La Ley de instrucción pública de Claudio Moyano, publicada en 1857[i], se prolongó nada menos que ciento trece años, hasta 1970, con sucesivas modificaciones que la fueron adaptando a los tiempos. Esta longevidad dice mucho de su importancia, al reglamentar la estructura educativa por la que pasaron cuatro generaciones de españoles.
La Ley Moyano, como se conoció popularmente, dividía la enseñanza en Primera Enseñanza o Primaria, Segunda Enseñanza o Bachillerato, Estudios Profesionales y Estudios Superiores, e incluía a las niñas especificando los contenidos de su aprendizaje.
La Primera Enseñanza (Primaria) comprendía tres años y era obligatoria y gratuita tanto para niños como para niñas, lo que suponía un importante avance. Se segregaba por sexos, creándose colegios de niños y de niñas, y solamente se admitía la convivencia de ambos, debidamente separados, cuando los colegios eran demasiado pequeños, especialmente en el mundo rural.
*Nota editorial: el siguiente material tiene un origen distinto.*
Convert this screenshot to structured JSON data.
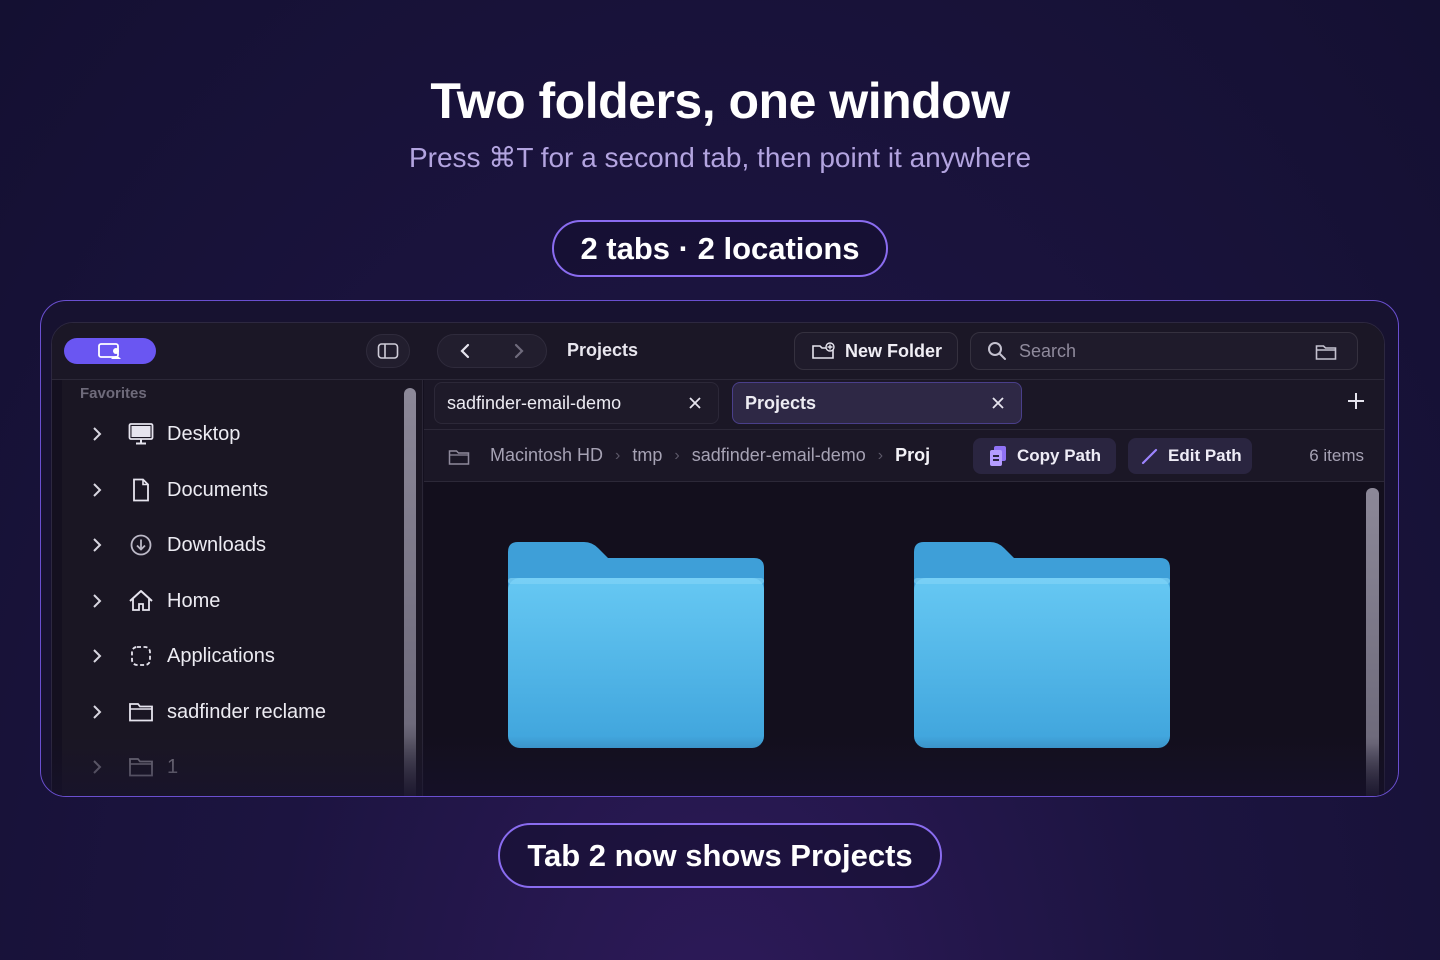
{
  "hero": {
    "title": "Two folders, one window",
    "subtitle": "Press ⌘T for a second tab, then point it anywhere",
    "badge_top": "2 tabs · 2 locations",
    "badge_bottom": "Tab 2 now shows Projects"
  },
  "toolbar": {
    "title": "Projects",
    "new_folder_label": "New Folder",
    "search_placeholder": "Search"
  },
  "sidebar": {
    "section_header": "Favorites",
    "items": [
      {
        "label": "Desktop",
        "icon": "desktop-icon"
      },
      {
        "label": "Documents",
        "icon": "document-icon"
      },
      {
        "label": "Downloads",
        "icon": "download-icon"
      },
      {
        "label": "Home",
        "icon": "home-icon"
      },
      {
        "label": "Applications",
        "icon": "applications-icon"
      },
      {
        "label": "sadfinder reclame",
        "icon": "folder-icon"
      },
      {
        "label": "1",
        "icon": "folder-icon"
      }
    ]
  },
  "tabs": [
    {
      "label": "sadfinder-email-demo",
      "active": false
    },
    {
      "label": "Projects",
      "active": true
    }
  ],
  "path": {
    "crumbs": [
      "Macintosh HD",
      "tmp",
      "sadfinder-email-demo"
    ],
    "current": "Proj",
    "copy_label": "Copy Path",
    "edit_label": "Edit Path",
    "item_count": "6 items"
  },
  "colors": {
    "accent": "#6a56f2",
    "folder_blue": "#4fb4e8",
    "background": "#141032"
  }
}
Pero, acorde con los tiempos, se discriminaba a las niñas a las cuales se privaba del aprendizaje de determinadas materias clave para su desarrollo educativo, cultural, intelectual y profesional. Las niñas no cursaban Nociones de Agricultura, Industria y Comercio, Principios de Geometría, Principios de Dibujo lineal y de Agrimensura y Nociones generales de Física y de Historia Natural. Estas materias eran sustituidas para ellas por materias como Labores propias del sexo, Elementos de Dibujo (aplicados a las mismas labores) y Ligeras nociones de Higiene doméstica.
En consecuencia, la Educación Primaria para las niñas se reducía a Lectura, Escritura, Cálculo básico, algo de Gramática, Doctrina cristiana y nociones de Historia y Geografía, proporcionándolas suficientes conocimientos para lo que de ellas se esperaba: tener suficiente cultura para ser buenas esposas, madres y amas de casa.
Esta discriminación no solo era un problema y una injusticia que provocaba una desventaja cultural e intelectual, sino que, además, tenía una repercusión importante para el futuro académico y profesional de las mujeres. Para matricularse en Segunda Enseñanza, el Bachillerato, debía superarse un examen de acceso en el que el peso más importante recaía, precisamente, sobre las materias que las niñas no cursaban. Esto las impedía acceder a los seis cursos de Segunda Enseñanza que posibilitaban el siguiente paso: un examen de acceso a la Universidad.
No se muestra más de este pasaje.